Big Brother has been outsourced. The police can find out where you are, where you’ve been, even where you’re going. All thanks to that handy little human tracking device in your pocket: your cellphone.
There are 331 million cellphone subscriptions—about 20 million more than there are residents—in the United States. Nearly 90 percent of adult Americans carry at least one phone. The phones communicate via a nationwide network of nearly 300,000 cell towers and 600,000 micro sites, which perform the same function as towers. When they are turned on, they ping these nodes once every seven seconds or so, registering their locations, usually within a radius of 150 feet.
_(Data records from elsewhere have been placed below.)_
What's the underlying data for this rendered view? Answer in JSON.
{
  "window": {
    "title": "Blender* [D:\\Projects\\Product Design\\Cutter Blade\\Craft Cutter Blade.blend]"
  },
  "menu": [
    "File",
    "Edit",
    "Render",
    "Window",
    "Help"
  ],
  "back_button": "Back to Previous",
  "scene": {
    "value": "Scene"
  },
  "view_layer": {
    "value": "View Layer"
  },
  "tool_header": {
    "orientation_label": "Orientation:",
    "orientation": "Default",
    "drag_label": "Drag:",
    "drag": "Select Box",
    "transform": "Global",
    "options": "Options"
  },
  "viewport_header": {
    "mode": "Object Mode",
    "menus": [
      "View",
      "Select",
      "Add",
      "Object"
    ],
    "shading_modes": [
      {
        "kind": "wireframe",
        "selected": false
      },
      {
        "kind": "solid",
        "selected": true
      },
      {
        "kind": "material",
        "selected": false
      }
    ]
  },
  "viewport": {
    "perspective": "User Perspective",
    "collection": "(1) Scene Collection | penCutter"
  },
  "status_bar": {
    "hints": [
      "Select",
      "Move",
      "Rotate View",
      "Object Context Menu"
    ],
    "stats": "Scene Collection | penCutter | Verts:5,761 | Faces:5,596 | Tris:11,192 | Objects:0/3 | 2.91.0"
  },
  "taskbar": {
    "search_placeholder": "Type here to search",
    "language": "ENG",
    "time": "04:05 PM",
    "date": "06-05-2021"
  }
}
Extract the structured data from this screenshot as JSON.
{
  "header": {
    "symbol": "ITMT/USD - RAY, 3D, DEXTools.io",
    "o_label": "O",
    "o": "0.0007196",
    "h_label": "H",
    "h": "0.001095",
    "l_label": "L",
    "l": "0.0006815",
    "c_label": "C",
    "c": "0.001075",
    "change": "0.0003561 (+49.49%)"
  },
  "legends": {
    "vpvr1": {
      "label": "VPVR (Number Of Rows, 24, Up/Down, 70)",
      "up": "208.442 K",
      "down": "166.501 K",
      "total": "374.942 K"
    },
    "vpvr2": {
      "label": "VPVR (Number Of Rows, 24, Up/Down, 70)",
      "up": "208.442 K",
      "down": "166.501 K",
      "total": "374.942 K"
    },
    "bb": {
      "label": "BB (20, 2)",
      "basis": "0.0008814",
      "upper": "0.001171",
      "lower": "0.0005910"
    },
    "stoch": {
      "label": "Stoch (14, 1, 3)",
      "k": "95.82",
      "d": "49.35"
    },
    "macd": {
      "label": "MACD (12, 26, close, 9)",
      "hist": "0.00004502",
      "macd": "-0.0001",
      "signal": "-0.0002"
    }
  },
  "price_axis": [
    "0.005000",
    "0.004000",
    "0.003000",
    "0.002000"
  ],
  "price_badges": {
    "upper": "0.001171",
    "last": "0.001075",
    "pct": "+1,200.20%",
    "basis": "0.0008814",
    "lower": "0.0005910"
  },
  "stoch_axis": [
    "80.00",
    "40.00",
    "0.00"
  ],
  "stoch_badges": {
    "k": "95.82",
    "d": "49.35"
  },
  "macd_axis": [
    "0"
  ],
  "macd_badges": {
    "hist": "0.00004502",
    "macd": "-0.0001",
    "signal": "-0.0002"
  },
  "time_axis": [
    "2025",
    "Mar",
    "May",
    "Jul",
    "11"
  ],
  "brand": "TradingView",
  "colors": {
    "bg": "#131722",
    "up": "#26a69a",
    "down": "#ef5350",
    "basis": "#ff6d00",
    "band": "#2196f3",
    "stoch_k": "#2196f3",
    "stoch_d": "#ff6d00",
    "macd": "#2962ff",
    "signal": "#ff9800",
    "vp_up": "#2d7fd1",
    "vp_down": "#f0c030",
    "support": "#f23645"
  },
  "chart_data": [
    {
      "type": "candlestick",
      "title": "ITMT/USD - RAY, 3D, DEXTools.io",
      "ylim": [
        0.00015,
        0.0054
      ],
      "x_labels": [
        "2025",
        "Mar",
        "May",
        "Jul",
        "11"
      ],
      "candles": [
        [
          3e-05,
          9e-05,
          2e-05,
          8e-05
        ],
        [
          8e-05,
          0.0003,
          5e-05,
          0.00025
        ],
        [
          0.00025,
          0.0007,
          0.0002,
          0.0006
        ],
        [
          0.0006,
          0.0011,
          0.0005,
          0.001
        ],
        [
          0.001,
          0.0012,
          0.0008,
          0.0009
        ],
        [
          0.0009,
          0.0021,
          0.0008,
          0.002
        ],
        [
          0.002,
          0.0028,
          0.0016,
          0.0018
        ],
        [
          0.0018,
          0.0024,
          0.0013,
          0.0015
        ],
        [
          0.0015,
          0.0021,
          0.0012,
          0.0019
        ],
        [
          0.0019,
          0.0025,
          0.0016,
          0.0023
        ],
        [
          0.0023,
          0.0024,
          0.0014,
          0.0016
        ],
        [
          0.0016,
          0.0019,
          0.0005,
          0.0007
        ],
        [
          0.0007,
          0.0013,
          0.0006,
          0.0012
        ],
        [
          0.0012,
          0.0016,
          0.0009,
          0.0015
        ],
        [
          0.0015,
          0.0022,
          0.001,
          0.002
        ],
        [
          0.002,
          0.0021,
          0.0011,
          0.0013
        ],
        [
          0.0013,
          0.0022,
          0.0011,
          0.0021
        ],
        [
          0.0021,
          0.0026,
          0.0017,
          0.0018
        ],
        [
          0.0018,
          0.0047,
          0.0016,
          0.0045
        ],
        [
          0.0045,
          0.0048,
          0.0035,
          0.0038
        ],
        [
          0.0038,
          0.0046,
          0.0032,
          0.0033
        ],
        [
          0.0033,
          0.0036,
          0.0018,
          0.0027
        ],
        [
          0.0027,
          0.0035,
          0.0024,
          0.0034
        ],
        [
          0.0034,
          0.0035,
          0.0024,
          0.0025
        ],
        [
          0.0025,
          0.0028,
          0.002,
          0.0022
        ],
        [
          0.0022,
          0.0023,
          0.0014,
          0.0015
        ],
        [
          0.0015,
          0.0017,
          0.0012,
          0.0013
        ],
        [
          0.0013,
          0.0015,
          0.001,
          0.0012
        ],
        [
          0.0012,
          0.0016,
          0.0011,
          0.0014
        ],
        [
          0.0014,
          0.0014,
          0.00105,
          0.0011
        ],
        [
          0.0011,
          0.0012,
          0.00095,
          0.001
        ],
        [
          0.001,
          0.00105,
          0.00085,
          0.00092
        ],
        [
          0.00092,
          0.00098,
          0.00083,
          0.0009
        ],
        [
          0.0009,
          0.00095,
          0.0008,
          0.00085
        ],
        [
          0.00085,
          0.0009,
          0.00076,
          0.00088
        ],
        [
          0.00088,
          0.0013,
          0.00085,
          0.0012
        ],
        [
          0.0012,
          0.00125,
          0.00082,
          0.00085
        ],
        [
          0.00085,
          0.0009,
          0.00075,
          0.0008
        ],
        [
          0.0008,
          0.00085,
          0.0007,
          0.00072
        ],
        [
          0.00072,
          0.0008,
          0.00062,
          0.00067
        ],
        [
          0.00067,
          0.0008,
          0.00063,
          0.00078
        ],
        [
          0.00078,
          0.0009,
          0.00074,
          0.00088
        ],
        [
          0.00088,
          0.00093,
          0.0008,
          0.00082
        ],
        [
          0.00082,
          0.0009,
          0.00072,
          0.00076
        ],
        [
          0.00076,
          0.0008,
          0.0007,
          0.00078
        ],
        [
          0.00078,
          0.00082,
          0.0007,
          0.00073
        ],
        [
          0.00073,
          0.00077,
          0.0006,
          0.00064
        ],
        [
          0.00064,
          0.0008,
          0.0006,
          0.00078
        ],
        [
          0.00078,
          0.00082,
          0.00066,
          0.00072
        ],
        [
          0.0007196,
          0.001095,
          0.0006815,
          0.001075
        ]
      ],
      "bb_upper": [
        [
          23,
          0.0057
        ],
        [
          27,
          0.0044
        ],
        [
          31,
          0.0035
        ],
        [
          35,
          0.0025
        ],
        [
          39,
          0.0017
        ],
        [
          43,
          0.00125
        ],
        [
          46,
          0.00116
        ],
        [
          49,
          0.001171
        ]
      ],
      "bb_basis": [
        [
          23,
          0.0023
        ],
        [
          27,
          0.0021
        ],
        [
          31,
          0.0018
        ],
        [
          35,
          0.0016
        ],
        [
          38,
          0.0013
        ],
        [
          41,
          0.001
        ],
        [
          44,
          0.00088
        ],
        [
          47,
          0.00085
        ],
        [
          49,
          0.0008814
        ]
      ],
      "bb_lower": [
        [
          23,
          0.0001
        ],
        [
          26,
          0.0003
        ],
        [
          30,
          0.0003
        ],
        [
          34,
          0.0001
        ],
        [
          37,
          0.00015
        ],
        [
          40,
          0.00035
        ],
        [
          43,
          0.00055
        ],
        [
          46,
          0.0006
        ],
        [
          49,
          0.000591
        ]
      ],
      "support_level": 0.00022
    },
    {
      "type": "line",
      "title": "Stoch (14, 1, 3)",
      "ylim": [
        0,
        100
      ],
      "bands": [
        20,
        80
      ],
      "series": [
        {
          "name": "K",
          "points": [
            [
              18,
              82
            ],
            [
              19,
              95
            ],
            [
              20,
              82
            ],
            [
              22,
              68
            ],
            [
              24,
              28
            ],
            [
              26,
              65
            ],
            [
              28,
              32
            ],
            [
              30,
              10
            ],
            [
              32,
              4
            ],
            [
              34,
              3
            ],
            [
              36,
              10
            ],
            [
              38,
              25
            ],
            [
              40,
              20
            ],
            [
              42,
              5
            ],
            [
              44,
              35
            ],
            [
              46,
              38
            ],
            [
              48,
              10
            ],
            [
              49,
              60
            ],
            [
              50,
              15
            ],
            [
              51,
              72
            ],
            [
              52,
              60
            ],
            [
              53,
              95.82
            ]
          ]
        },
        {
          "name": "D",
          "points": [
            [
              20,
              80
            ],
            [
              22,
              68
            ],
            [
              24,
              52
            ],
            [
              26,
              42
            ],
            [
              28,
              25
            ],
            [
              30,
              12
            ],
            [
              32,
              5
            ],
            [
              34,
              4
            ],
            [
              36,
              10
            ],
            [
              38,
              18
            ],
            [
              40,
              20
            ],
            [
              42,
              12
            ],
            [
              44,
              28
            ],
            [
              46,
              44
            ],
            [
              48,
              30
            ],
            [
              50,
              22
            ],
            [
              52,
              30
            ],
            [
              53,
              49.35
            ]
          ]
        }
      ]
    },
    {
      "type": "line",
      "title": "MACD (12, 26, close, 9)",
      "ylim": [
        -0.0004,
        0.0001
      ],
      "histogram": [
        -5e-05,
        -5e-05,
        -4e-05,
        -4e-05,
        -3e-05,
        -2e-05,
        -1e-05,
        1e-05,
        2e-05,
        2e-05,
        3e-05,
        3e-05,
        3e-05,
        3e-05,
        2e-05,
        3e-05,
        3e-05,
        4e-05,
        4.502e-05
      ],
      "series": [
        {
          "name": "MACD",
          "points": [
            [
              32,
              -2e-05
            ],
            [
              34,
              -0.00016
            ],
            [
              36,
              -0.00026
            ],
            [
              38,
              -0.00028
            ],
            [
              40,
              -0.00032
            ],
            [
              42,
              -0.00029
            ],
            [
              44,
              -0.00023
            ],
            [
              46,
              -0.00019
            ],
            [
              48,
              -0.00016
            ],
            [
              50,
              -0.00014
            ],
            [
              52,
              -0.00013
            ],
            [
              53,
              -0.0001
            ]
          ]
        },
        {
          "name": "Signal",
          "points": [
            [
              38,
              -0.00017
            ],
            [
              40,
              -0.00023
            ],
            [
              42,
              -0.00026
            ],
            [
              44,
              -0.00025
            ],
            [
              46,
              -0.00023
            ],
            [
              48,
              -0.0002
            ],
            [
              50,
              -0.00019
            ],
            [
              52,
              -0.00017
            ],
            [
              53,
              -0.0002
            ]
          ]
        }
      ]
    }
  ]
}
By 2018 new Federal Communications Commission regulations will require that cellphone location information be even more precise: within 50 feet. Newer cellphones also are equipped with GPS technology, which uses satellites to locate the user more precisely than tower signals can. Cellphone companies retain location data for at least a year. AT&T has information going all the way back to 2008.
Police have not been shy about taking advantage of these data. According to the American Civil Liberties Union (ACLU), U.S. law enforcement agencies made 1.5 million requests for user data from cellphone companies in 2011. And under current interpretations of the law, you will never find out if they were targeting you.
In fact, police no longer even have to go to the trouble of seeking information from your cell carrier. Law enforcement is more and more deploying International Mobile Subscriber Identity locators that masquerade as cell towers and enable government agents to suck down data from thousands of subscribers as they hunt for an individual’s cell signal. This “Stingray” technology can detect and precisely triangulate cellphone signals with an accuracy of up to 6 feet—even inside your house or office where warrants have been traditionally required for a legal police search.